O ímpeto que leva um escritor a fazer um poema difere do que o conduz a contar uma história e mais ainda quando busca o ensaio literário. O poema pede a visão instantânea de uma realidade insuspeita, que o poeta capta e procura colocar em ritmo adequado e palavras exatas. A narrativa, por sua vez, se subordina a leis do tempo, a um determinado decorrer de acontecimentos e, por avançada que seja sua técnica, através do contraponto, de cortes inesperados, de aprofundamentos psicológicos, a história, o enredo, têm de ser contados, impondo-se à consciência de quem narra.
Já a ensaística abre o horizonte que está sob as palavras e estuda a raiz das coisas. Ler os ensaios de Nélida Piñon, no excelente volume "Aprendiz de Homero", em que estuda as bases de uma atividade literária que levou "seu nome em âmbito universal, é um privilégio.
Antes de tudo, vale louvar o estilo direto da autora, estilo de ensaísta das melhores, mostrando, argumentando, aprovando, opinando. Que a ensaística pertence também ao ramo da didática, não há dúvida, mas tem de ser uma didática não só fundamentada em pesquisas pessoais servidas por uma linguagem de inteira pessoalidade literária. Este é o caso de Nélida Piñon, cujos trabalhos anteriores já pertencem à literatura de nosso tempo.
A luta pela palavra é, para o escritor, permanente, ao ponto de os ingleses se terem dado ao trabalho de contar que Shakespeare usou mais de oito mil palavras para escrever sua obra. O uso da palavra é o forte em Nélida Piñon, não só em seus muitos romances, mas também num livro de ensaios como "Aprendiz de Homero", em que fala de si mesma como escritora.

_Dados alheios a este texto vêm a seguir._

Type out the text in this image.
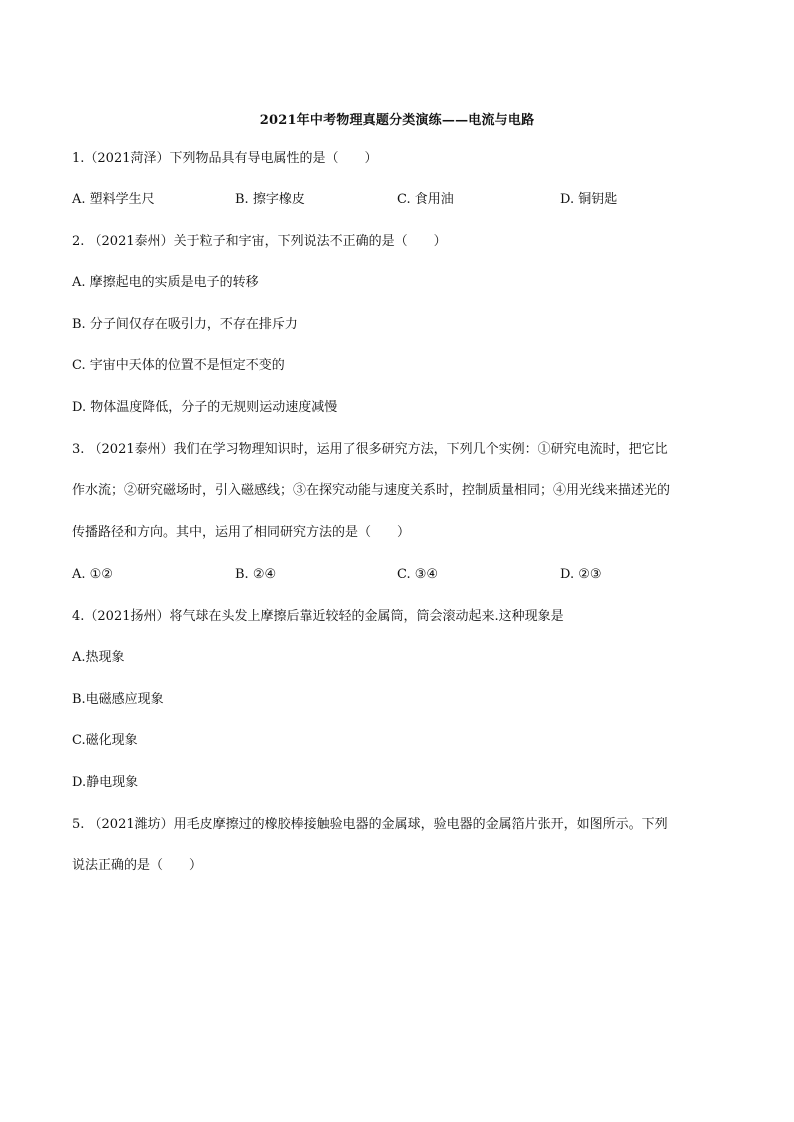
2021年中考物理真题分类演练——电流与电路
1.（2021菏泽）下列物品具有导电属性的是（　　）
A. 塑料学生尺	B. 擦字橡皮	C. 食用油	D. 铜钥匙
2. （2021泰州）关于粒子和宇宙，下列说法不正确的是（　　）
A. 摩擦起电的实质是电子的转移
B. 分子间仅存在吸引力，不存在排斥力
C. 宇宙中天体的位置不是恒定不变的
D. 物体温度降低，分子的无规则运动速度减慢
3. （2021泰州）我们在学习物理知识时，运用了很多研究方法，下列几个实例：①研究电流时，把它比
作水流；②研究磁场时，引入磁感线；③在探究动能与速度关系时，控制质量相同；④用光线来描述光的
传播路径和方向。其中，运用了相同研究方法的是（　　）
A. ①②	B. ②④	C. ③④	D. ②③
4.（2021扬州）将气球在头发上摩擦后靠近较轻的金属筒，筒会滚动起来.这种现象是
A.热现象
B.电磁感应现象
C.磁化现象
D.静电现象
5. （2021潍坊）用毛皮摩擦过的橡胶棒接触验电器的金属球，验电器的金属箔片张开，如图所示。下列
说法正确的是（　　）
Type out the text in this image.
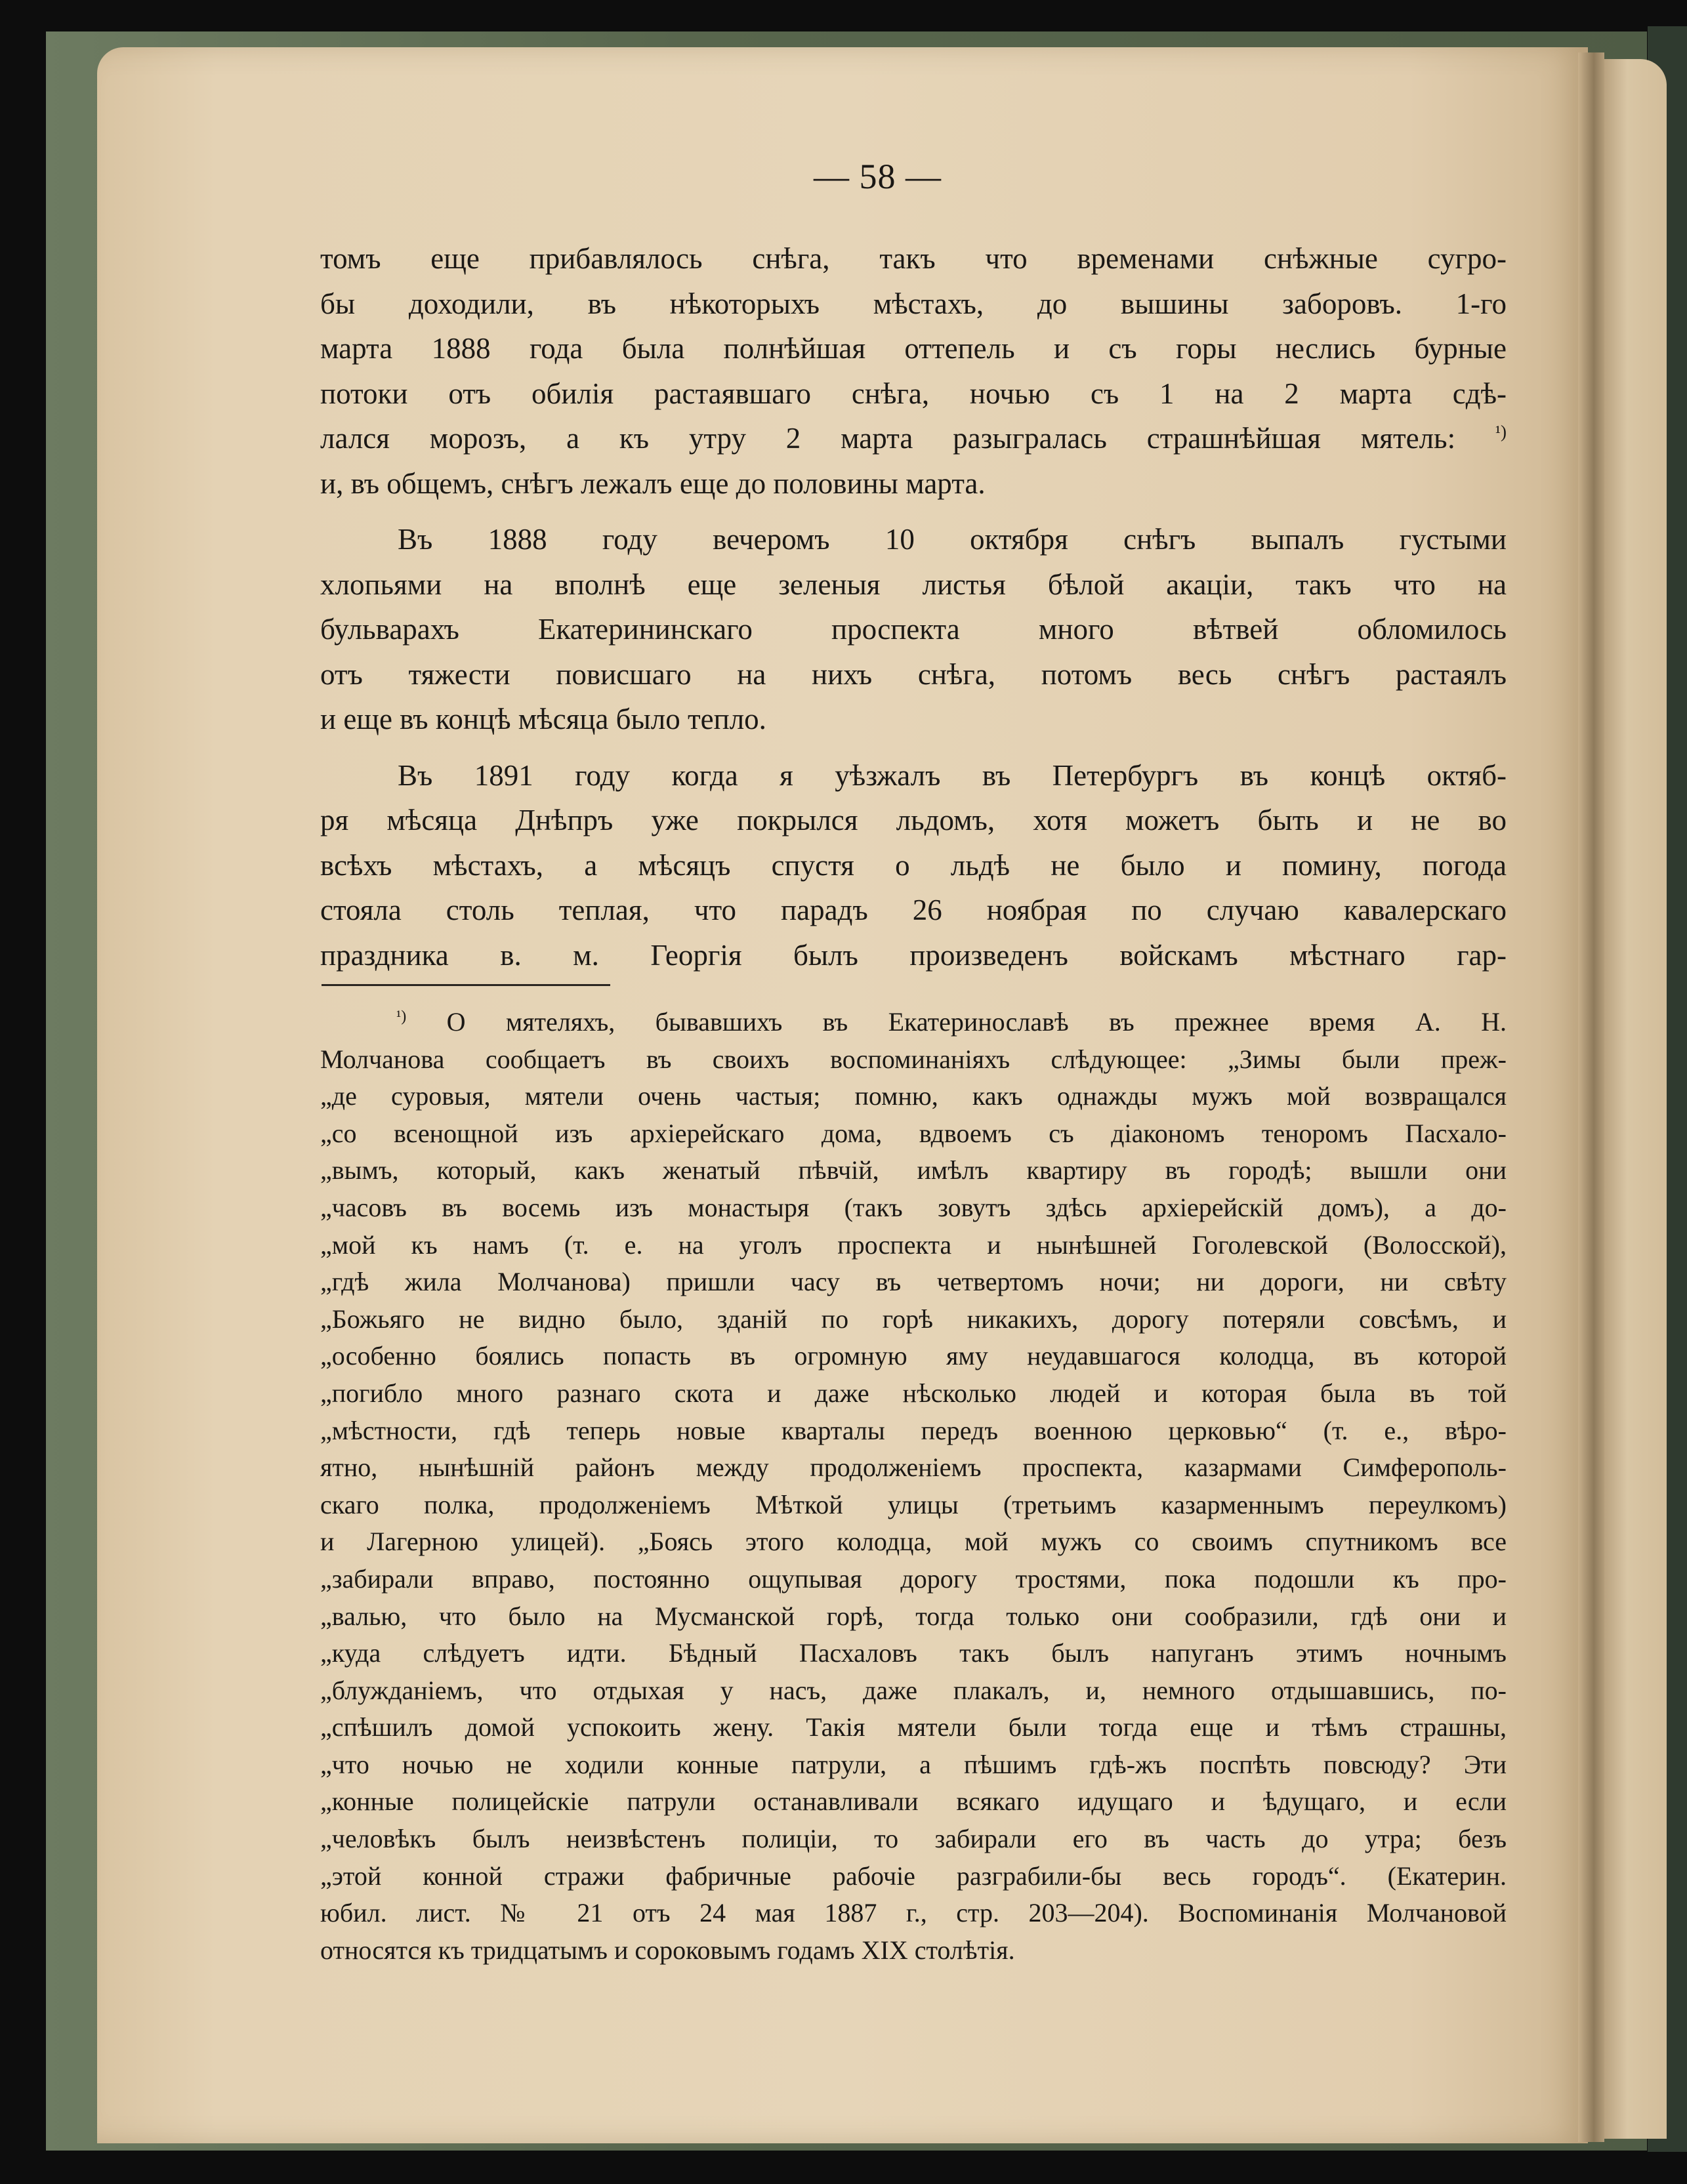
— 58 —

томъ еще прибавлялось снѣга, такъ что временами снѣжные сугро-
бы доходили, въ нѣкоторыхъ мѣстахъ, до вышины заборовъ. 1-го
марта 1888 года была полнѣйшая оттепель и съ горы неслись бурные
потоки отъ обилія растаявшаго снѣга, ночью съ 1 на 2 марта сдѣ-
лался морозъ, а къ утру 2 марта разыгралась страшнѣйшая мятель: $^{^1)}$
и, въ общемъ, снѣгъ лежалъ еще до половины марта.

Въ 1888 году вечеромъ 10 октября снѣгъ выпалъ густыми
хлопьями на вполнѣ еще зеленыя листья бѣлой акаціи, такъ что на
бульварахъ Екатерининскаго проспекта много вѣтвей обломилось
отъ тяжести повисшаго на нихъ снѣга, потомъ весь снѣгъ растаялъ
и еще въ концѣ мѣсяца было тепло.

Въ 1891 году когда я уѣзжалъ въ Петербургъ въ концѣ октяб-
ря мѣсяца Днѣпръ уже покрылся льдомъ, хотя можетъ быть и не во
всѣхъ мѣстахъ, а мѣсяцъ спустя о льдѣ не было и помину, погода
стояла столь теплая, что парадъ 26 ноябрая по случаю кавалерскаго
праздника в. м. Георгія былъ произведенъ войскамъ мѣстнаго гар-

$^{^1)}$ О мятеляхъ, бывавшихъ въ Екатеринославѣ въ прежнее время А. Н.
Молчанова сообщаетъ въ своихъ воспоминаніяхъ слѣдующее: „Зимы были преж-
„де суровыя, мятели очень частыя; помню, какъ однажды мужъ мой возвращался
„со всенощной изъ архіерейскаго дома, вдвоемъ съ діакономъ теноромъ Пасхало-
„вымъ, который, какъ женатый пѣвчій, имѣлъ квартиру въ городѣ; вышли они
„часовъ въ восемь изъ монастыря (такъ зовутъ здѣсь архіерейскій домъ), а до-
„мой къ намъ (т. е. на уголъ проспекта и нынѣшней Гоголевской (Волосской),
„гдѣ жила Молчанова) пришли часу въ четвертомъ ночи; ни дороги, ни свѣту
„Божьяго не видно было, зданій по горѣ никакихъ, дорогу потеряли совсѣмъ, и
„особенно боялись попасть въ огромную яму неудавшагося колодца, въ которой
„погибло много разнаго скота и даже нѣсколько людей и которая была въ той
„мѣстности, гдѣ теперь новые кварталы передъ военною церковью“ (т. е., вѣро-
ятно, нынѣшній районъ между продолженіемъ проспекта, казармами Симферополь-
скаго полка, продолженіемъ Мѣткой улицы (третьимъ казарменнымъ переулкомъ)
и Лагерною улицей). „Боясь этого колодца, мой мужъ со своимъ спутникомъ все
„забирали вправо, постоянно ощупывая дорогу тростями, пока подошли къ про-
„валью, что было на Мусманской горѣ, тогда только они сообразили, гдѣ они и
„куда слѣдуетъ идти. Бѣдный Пасхаловъ такъ былъ напуганъ этимъ ночнымъ
„блужданіемъ, что отдыхая у насъ, даже плакалъ, и, немного отдышавшись, по-
„спѣшилъ домой успокоить жену. Такія мятели были тогда еще и тѣмъ страшны,
„что ночью не ходили конные патрули, а пѣшимъ гдѣ-жъ поспѣть повсюду? Эти
„конные полицейскіе патрули останавливали всякаго идущаго и ѣдущаго, и если
„человѣкъ былъ неизвѣстенъ полиціи, то забирали его въ часть до утра; безъ
„этой конной стражи фабричные рабочіе разграбили-бы весь городъ“. (Екатерин.
юбил. лист. № 21 отъ 24 мая 1887 г., стр. 203—204). Воспоминанія Молчановой
относятся къ тридцатымъ и сороковымъ годамъ XIX столѣтія.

Assim: - "Nasci escritora, nasci leitora. Os traços e as idiossincrasias, inerentes a ambos os estados, acompanham-me sempre. Já na infância, tinha apetite pelas palavras, escritas e faladas. Olhava os escritores de forma agradecida. Aqueles seres, responsáveis pelos livros de lombadas atraentes e capas coloridas, forravam o meu imaginário com feno e sonhos. Livros que me prorrogavam a existência e impediam que eu caísse nas malhas do banal".
Muito boas suas considerações sobre a memória feminina que procurava guardar o ensinamento dos personagens dos livros que lia. Diz: "Afinal, aqueles autores, combalidos, sublimes, aventureiros, haviam escrito livros como "Dom Quixote", "Crime e castigo", "As viagens de Marco Pólo", "Winnetou", "Romeu e Julieta", "O sítio do Picapau Amarelo", de Monteiro Lobato. Via-os eu como deslumbrantes viajantes do espírito humano, inesgotáveis forjadores de enredos."
Atinge Nélida Piñon, neste livro, novo terreno em sua obra, indo ao fundo mesmo dos motivos pelos quais escrevemos, revelando aspectos de um mundo real que existe no romance. O capítulo em que fala de Machado de Assis ilumina também a cidade em que nasceu e viveu, o Rio de Janeiro, que é o principal personagem de sua obra. Essa ligação entre o homem e sua cidade foi permanente.
Num tempo em que quase todos os escritores brasileiros faziam viagens à Europa, visitavam Lisboa e Paris ou viajavam pelo Brasil, iam a São Paulo, Ouro Preto e Recife, Machado de Assis passou os 69 anos de sua vida no Rio de Janeiro, do qual se afastou, por ordem médica, durante uma semana, para ir a Nova Friburgo. Foi, assim, um habitante permanente de sua cidade, à qual dedicou a quase totalidade das páginas que escreveu.
Nélida comenta: "... este burgo de Machado, o Rio de Janeiro, sanciona-lhe a história que ele elegeu contar. Ela autentica a trama alojada nas alcovas, no interior das carruagens, como muitas vezes ocorre em seus romances. A cidade era a sua casa."
Narra Nélida: "Machado de Assis elege o Rio de Janeiro como seu modelo literário. Sua imaginação instala-se na cidade... Para Machado de Assis, a cidade é poderosa manifestação poética. Um labirinto que favorece suas reflexões e do qual não quer sair, atraído pelas suas zonas de sombra. Passagem obrigatória para o fluxo da paixão humana".
"Aprendiz de Homero", de Nélida Piñon, é um lançamento da Editora Record. Capa de Evelyn Grumach.